Like her former boss, the legendary Betsey Johnson, San Antonio designer Blanquita Sullivan hopes to rule her own fashion empire.
But for now, the 36-year-old mother of three young girls is elated to be the Alamo City's top emerging designer.
Sullivan, who worked as Johnson's merchandising director and today is a visual manager for the Anthropologie store at The Shops at La Cantera, won that honor and a prize of $1,500 from the city's Department for Culture & Creative Development last week for her lovely and romantic collection of floral-print petticoat dresses.
Her work, along with that of competitors Josué Pacheco, Karen Paola Gallardo and Valerie J. Perez, took center stage — make that runway — at Fashion Week San Antonio's Current Collections, a premiere showcase for local designers.
Inside a stark white setting at the Texas A&M-San Antonio Educational & Cultural Center, models in a variety of spring 2014 garments — 12 looks from each designer — took to the concrete catwalk in a show that drew more than 200 guests, many of them snapping photos with their smartphones and iPads.
Guests enjoyed the 90-minute show as a trio of judges — S.A.'s Marisol Deluna who designs in New York, local designer Samantha Placencia and trend forecaster Burgundy Woods — reviewed the collections and later named Sullivan victorious with her “Secret Garden” collection.
Sullivan's inspiration was the many stories her grandmother read to her as a child, she said, while holding a congratulatory bouquet of flowers from her daughters and husband Mike. Her mother, well-known radio personality, Blanquita Cullum, who lives and works in Washington, D.C., declared her daughter “killed it!”
Sullivan, indeed, presented a strong and cohesive collection of dresses, some in a colorful mash-up of garden and bird prints combined with stripes and tribal motifs — and all worn with vintage petticoats she collected through the years. Garden flowers adorned hairstyles and keys on necklaces.
The collection also was unified with her choice of gorgeous upholstery cottons printed in flora and fauna. She mixed in plaid taffeta, more mini-floral prints in spring hues and took risks such as a dress in a red rose print dress with black-and-white striped sleeves. Another winning look was a belted top in a mustard print of branches and birds teamed with a tribal print skirt.
“She mixed punk with girlie, and it worked,” Deluna said. “What I personally liked about her collection was that I could envision it as a brand. The dresses were happy, free and easy. The fabrics were unique, and the construction was impeccable.”
It also was exciting to see wearable, sellable garments — as opposed to artsy interpretations that often overshadow many a fashion show — all of which can be purchased online at Sullivan's website, www.Bon jourBiqui.com.

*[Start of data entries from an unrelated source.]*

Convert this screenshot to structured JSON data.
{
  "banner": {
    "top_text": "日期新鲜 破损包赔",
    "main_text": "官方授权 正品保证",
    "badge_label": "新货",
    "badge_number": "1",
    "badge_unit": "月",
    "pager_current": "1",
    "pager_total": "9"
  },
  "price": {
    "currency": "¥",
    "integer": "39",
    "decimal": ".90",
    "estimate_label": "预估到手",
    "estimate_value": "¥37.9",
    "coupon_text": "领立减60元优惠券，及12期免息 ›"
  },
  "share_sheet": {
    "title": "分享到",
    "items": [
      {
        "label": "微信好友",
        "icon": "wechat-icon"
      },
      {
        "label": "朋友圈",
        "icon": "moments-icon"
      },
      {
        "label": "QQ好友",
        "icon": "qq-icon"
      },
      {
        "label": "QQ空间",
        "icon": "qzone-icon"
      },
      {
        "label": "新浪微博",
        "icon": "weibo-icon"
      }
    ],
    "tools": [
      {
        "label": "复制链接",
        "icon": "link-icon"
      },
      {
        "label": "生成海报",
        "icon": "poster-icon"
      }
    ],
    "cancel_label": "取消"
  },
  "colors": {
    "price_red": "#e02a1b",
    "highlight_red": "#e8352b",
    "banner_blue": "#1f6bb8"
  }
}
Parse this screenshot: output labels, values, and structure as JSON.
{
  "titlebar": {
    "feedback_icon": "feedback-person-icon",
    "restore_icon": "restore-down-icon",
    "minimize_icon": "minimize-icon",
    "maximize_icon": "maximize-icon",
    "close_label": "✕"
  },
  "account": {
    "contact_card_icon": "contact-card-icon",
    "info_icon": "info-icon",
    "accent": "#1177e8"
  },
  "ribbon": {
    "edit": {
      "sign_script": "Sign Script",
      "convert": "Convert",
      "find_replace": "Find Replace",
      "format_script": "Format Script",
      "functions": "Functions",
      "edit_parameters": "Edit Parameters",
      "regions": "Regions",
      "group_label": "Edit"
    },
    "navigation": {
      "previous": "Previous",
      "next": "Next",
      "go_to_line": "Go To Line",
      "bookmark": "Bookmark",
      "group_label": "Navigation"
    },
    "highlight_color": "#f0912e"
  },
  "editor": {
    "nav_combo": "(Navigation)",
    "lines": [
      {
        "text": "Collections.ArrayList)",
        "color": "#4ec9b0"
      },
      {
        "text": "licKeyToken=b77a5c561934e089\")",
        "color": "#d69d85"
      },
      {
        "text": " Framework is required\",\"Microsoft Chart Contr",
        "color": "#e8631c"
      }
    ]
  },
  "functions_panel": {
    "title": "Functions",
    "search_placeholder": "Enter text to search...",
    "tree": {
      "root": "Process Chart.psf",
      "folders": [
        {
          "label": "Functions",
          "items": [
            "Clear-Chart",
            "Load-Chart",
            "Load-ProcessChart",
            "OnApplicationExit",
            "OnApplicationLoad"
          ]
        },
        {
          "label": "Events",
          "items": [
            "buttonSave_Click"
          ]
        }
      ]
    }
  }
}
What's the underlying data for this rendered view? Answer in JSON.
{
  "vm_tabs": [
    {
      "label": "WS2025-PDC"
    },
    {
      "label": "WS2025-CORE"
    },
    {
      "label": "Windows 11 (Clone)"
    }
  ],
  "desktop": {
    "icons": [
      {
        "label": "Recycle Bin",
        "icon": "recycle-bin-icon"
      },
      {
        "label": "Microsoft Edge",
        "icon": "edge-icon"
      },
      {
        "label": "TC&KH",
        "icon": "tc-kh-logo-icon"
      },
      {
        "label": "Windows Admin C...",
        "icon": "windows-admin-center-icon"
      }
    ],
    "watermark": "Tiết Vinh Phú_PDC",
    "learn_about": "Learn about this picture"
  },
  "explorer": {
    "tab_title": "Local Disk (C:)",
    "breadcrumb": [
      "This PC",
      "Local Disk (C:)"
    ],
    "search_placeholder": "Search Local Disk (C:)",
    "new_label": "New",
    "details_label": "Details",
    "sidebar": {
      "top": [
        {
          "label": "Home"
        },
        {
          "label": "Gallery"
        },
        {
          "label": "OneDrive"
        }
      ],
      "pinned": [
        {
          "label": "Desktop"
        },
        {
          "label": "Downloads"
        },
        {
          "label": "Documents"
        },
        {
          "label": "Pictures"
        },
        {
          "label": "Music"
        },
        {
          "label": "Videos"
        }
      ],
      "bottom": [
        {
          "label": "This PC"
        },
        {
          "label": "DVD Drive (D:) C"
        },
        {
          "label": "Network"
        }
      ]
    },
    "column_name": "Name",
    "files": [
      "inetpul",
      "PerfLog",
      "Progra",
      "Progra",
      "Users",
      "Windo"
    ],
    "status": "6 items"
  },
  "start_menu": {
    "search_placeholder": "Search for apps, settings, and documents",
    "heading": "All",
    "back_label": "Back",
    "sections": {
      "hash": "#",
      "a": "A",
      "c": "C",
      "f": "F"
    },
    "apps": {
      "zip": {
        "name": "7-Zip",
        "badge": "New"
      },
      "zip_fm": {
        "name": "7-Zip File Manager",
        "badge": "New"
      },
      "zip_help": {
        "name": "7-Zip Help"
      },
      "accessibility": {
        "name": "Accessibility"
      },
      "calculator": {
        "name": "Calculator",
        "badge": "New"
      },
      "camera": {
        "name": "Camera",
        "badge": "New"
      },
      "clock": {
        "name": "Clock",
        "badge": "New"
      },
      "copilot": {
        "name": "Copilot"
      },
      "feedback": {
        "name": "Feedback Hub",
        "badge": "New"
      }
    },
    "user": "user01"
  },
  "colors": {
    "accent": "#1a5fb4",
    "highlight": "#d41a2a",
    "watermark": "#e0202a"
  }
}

“I feel so wonderful and am thrilled,” Sullivan said. “I'm trying to create a wholesale business for my line, and the money is going to help support that.”
Ultimately, Sullivan wants to own a manufacturing facility in San Antonio and employ seamstresses. “I want to sustain what I'm doing and do it in San Antonio,” she said.
Perez, 28, who has a bachelor's in fashion design and merchandising from the International Academy of Design and Technology, sent out a mostly silk chiffon collection of ladylike knee-length skirts, some in muted colors, others in bold hues.
Her collection, “Holi en Fleur” was inspired by the vibrant colors of the Hindu festival of Holi that signifies the start of spring, marked by the pigments of local flora Perez incorporated into her work with a color palette of red, orange, blue and pink.
But it was her lightweight sweaters with glass bead accents and beautifully rolled necks and hemlines that stole the show and should have had every woman in the audience coveting them.
Yes, they were that good.
Gallardo, 20, a student at The Art Institute of San Antonio, gave it her best with her “Fresh Spring” collection she declared was for the “strong and confident woman.”
She worked with embroidered mesh, chiffon and lambskin leather to create many sportswear separates that included a yellow bodysuit worn under see-through mesh pants, a floral and black leather dress embellished with side fringe and a color-blocked red and purple dress with embellished side peplums. Her variety of separates was commendable, but several deserved a better fit.
Pacheco, 39, a full-time IADT instructor, called his collection “Beautiful God.” His influences were the simple designs of Egyptian and American Indian cultures in a collection rich in textiles and a neutral palette from beige to white.
His silhouettes were daring, such as a floor-length white dress that looked ladylike appropriate until the model walked away revealing an embroidered sheer back panel — no doubt for shock effect — with panties showing through.
Later, Pacheco confessed his collection was different from anything he had ever done before.
“My aesthetic has always been upscale and classy. But with this collection I wanted it to be more inspirational, almost Mediterranean and that meant being streamlined,” he said. “I pushed myself and made it work.”